Alpinism is a traditional, physical practice characterized by a shared culture made up of knowledge of the high-mountain environment, the history of the practice and associated values, and specific skills. Knowledge about the natural environment, changing weather conditions, and natural hazards is also essential.
Alpinism is also based on aesthetic aspects: alpinists strive for elegant climbing motions, contemplation of the landscape, and harmony with the natural environment. The practice mobilizes ethical principles based on each individual’s commitment, such as leaving no lasting traces behind, and assuming the duty to provide assistance among practitioners. Another essential part of the alpinist mindset is the sense of team spirit, as represented by the rope connecting the alpinists. Most community members belong to alpine clubs, which spread alpine practices worldwide. The clubs organize group outings, disseminate practical information and contribute to various publications, acting as a driving force for alpinist culture.
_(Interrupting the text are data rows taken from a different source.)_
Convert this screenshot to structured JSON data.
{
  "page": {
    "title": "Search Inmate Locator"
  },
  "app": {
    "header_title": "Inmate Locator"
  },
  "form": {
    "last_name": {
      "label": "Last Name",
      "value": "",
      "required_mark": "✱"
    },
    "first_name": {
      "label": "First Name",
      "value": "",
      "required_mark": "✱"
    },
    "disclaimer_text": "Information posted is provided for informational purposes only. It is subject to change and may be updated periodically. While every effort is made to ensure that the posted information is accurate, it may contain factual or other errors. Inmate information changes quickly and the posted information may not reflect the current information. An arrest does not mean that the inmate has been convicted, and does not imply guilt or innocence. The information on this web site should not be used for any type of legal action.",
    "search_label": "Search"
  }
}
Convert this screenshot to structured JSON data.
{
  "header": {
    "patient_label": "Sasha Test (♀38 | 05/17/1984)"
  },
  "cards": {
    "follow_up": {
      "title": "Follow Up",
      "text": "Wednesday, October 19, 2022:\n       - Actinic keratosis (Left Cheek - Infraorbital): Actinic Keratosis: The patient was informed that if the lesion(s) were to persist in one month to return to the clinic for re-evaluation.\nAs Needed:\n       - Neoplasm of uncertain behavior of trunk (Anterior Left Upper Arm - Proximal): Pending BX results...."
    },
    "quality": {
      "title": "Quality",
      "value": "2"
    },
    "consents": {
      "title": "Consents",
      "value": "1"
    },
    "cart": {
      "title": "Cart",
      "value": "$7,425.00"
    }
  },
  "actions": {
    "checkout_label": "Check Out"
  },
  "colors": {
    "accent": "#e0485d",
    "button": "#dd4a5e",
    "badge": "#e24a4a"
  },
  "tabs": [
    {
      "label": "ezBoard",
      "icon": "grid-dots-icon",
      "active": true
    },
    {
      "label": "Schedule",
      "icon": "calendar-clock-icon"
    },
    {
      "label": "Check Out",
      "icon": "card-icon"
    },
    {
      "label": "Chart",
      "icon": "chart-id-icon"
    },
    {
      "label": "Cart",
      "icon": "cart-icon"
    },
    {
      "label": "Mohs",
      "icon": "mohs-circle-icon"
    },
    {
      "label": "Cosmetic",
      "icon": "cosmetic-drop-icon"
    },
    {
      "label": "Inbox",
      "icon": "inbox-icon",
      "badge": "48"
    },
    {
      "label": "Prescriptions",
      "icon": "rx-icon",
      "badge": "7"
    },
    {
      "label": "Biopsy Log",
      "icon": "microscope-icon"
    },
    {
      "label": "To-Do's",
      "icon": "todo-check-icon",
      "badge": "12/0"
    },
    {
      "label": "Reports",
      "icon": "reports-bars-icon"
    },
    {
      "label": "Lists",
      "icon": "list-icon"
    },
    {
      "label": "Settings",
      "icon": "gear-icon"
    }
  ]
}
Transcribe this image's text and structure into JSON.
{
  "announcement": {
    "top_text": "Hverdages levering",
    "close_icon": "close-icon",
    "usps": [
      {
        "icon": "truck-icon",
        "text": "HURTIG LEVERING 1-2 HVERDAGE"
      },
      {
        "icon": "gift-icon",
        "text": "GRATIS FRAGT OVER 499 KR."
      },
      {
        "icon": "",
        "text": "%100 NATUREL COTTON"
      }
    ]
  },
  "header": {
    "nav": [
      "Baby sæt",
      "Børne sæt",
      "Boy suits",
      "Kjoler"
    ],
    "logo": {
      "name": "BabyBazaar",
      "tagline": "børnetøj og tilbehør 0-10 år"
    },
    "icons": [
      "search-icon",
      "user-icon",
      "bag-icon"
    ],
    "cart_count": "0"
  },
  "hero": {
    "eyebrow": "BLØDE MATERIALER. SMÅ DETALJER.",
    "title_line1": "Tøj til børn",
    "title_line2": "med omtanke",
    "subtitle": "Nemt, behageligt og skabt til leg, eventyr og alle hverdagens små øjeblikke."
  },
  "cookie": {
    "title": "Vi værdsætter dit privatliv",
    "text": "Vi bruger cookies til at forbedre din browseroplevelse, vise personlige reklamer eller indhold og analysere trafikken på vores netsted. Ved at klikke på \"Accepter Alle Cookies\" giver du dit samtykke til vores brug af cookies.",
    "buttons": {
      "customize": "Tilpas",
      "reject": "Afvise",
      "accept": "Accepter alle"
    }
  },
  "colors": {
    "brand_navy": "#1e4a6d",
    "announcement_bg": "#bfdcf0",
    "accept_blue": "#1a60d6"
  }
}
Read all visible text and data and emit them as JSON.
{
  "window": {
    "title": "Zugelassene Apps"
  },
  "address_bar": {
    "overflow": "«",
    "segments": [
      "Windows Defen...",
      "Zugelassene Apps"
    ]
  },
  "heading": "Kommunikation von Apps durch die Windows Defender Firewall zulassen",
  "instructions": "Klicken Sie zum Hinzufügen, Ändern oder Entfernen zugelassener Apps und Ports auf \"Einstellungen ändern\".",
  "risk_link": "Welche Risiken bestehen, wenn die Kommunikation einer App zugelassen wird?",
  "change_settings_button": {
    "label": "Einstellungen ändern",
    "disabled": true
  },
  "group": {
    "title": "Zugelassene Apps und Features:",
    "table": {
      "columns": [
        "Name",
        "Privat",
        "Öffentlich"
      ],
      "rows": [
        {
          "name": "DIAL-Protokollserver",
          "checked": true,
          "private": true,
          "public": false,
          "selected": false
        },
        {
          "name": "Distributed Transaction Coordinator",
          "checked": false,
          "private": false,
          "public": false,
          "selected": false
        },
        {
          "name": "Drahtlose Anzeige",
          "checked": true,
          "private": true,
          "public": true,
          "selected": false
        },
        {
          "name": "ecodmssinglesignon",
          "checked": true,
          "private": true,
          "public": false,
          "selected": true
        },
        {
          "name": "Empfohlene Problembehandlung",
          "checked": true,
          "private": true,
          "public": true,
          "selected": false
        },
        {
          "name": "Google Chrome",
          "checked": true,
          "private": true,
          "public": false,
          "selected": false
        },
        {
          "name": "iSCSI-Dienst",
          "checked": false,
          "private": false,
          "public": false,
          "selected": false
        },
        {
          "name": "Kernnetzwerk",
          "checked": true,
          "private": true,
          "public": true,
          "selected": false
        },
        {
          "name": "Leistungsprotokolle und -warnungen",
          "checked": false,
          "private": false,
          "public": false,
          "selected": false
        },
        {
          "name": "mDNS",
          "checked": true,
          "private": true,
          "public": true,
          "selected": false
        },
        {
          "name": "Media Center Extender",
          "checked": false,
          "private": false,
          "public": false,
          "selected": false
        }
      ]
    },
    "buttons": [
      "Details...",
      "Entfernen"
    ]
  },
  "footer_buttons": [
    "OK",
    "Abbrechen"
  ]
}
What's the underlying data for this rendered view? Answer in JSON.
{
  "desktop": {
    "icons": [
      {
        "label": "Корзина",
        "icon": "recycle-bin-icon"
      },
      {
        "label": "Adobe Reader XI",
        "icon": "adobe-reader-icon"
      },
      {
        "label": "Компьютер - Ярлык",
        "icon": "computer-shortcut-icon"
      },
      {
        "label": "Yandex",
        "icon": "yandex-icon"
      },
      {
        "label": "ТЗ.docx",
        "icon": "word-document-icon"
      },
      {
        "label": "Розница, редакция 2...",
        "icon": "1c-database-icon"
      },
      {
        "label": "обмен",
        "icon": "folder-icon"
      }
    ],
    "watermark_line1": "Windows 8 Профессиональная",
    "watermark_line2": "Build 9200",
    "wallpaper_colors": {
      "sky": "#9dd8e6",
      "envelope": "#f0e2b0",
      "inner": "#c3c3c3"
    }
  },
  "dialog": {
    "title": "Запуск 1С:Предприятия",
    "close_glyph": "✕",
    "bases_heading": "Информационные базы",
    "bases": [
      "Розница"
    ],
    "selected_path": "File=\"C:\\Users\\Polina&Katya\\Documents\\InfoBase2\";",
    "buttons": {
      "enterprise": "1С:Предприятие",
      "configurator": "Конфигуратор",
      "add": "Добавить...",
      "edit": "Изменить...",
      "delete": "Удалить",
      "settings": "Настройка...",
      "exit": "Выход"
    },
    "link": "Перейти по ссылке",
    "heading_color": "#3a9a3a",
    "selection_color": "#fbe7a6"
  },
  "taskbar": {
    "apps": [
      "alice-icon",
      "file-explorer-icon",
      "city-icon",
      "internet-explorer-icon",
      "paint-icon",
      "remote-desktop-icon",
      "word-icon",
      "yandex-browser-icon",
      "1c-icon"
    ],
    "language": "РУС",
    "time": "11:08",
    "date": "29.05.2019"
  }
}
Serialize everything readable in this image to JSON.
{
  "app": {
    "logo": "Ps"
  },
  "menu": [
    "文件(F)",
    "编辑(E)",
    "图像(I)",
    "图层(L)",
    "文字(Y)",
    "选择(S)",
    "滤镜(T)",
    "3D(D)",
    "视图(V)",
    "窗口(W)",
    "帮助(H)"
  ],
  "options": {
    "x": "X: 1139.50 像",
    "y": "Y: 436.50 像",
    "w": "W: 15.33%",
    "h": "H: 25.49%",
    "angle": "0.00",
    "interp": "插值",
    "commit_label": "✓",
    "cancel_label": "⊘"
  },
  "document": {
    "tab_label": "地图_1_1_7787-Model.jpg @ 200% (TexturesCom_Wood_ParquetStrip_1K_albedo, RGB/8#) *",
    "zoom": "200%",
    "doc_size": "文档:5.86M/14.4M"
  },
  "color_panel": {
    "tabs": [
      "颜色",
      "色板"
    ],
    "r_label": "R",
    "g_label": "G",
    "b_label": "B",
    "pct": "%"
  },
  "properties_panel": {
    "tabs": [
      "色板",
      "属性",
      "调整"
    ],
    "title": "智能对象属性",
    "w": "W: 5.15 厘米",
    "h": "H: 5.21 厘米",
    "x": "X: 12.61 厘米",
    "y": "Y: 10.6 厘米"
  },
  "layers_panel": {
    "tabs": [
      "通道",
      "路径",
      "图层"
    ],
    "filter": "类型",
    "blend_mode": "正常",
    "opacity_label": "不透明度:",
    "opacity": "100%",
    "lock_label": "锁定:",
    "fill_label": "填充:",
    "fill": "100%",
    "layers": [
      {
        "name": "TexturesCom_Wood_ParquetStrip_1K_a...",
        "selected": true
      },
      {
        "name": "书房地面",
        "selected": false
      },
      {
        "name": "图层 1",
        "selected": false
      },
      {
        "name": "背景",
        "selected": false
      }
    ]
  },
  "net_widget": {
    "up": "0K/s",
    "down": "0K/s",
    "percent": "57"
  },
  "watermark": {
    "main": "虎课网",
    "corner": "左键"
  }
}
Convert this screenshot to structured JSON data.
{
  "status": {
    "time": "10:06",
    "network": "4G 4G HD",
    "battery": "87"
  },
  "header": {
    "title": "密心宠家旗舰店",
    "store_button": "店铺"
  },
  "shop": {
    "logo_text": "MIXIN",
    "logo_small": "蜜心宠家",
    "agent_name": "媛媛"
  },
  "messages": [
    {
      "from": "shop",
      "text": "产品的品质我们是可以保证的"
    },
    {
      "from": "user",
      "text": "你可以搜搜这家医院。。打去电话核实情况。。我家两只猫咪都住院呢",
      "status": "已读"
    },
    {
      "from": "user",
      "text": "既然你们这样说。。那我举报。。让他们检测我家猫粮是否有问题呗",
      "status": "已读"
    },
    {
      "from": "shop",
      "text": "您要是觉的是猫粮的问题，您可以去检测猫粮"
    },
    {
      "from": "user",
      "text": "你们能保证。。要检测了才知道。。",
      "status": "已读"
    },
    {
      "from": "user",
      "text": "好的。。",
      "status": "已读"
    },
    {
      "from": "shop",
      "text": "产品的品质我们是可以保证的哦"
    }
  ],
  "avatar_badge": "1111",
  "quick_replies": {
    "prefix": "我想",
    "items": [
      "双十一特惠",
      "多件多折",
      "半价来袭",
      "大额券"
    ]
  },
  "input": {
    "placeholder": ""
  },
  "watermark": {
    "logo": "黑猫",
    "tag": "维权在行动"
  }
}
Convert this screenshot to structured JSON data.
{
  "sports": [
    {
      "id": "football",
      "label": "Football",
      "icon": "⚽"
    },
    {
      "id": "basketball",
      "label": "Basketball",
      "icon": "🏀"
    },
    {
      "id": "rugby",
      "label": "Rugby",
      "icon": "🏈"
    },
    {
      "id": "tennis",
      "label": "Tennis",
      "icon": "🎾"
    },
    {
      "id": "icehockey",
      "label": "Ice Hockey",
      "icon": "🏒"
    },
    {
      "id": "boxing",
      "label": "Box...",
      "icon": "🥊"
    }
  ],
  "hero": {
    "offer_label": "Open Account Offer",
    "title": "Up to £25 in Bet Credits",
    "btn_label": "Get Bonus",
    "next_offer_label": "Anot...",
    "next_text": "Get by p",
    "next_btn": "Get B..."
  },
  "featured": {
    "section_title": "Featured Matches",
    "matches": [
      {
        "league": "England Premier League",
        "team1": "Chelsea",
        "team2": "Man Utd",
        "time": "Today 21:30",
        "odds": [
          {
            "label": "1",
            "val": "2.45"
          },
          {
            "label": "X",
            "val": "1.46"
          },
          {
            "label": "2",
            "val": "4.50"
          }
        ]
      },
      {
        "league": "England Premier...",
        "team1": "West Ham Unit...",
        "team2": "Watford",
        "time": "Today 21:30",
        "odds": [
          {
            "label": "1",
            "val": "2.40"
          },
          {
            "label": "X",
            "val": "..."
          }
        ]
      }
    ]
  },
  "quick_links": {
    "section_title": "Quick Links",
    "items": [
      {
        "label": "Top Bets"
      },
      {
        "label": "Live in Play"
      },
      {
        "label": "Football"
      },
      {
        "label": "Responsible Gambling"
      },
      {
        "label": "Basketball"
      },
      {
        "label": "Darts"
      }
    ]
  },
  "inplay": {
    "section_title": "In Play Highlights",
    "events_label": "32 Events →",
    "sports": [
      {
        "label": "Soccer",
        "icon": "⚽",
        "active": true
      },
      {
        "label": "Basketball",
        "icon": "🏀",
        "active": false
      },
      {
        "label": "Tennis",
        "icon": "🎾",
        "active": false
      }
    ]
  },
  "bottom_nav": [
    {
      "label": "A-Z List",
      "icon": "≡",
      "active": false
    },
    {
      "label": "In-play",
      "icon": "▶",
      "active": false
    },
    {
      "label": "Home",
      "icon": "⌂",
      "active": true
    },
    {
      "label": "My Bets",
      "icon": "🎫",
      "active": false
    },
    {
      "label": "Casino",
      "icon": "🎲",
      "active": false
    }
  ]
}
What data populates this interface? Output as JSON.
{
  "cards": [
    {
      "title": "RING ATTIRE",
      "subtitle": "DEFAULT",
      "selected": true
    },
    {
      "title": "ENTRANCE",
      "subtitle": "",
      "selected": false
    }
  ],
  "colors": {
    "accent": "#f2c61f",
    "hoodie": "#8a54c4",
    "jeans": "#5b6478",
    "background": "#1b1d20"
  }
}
Since the 20th century, alpine clubs in France, Italy and Switzerland have cultivated relationships through frequent bilateral or trilateral meetings at various levels.
The golden age of alpinism was the decade in mountaineering between Alfred Willis's ascent of the Wetterhorn in 1854 and Edward Whymper's ascent of the Matterhorn in 1865, during which many major peaks in the Alps saw their first ascents.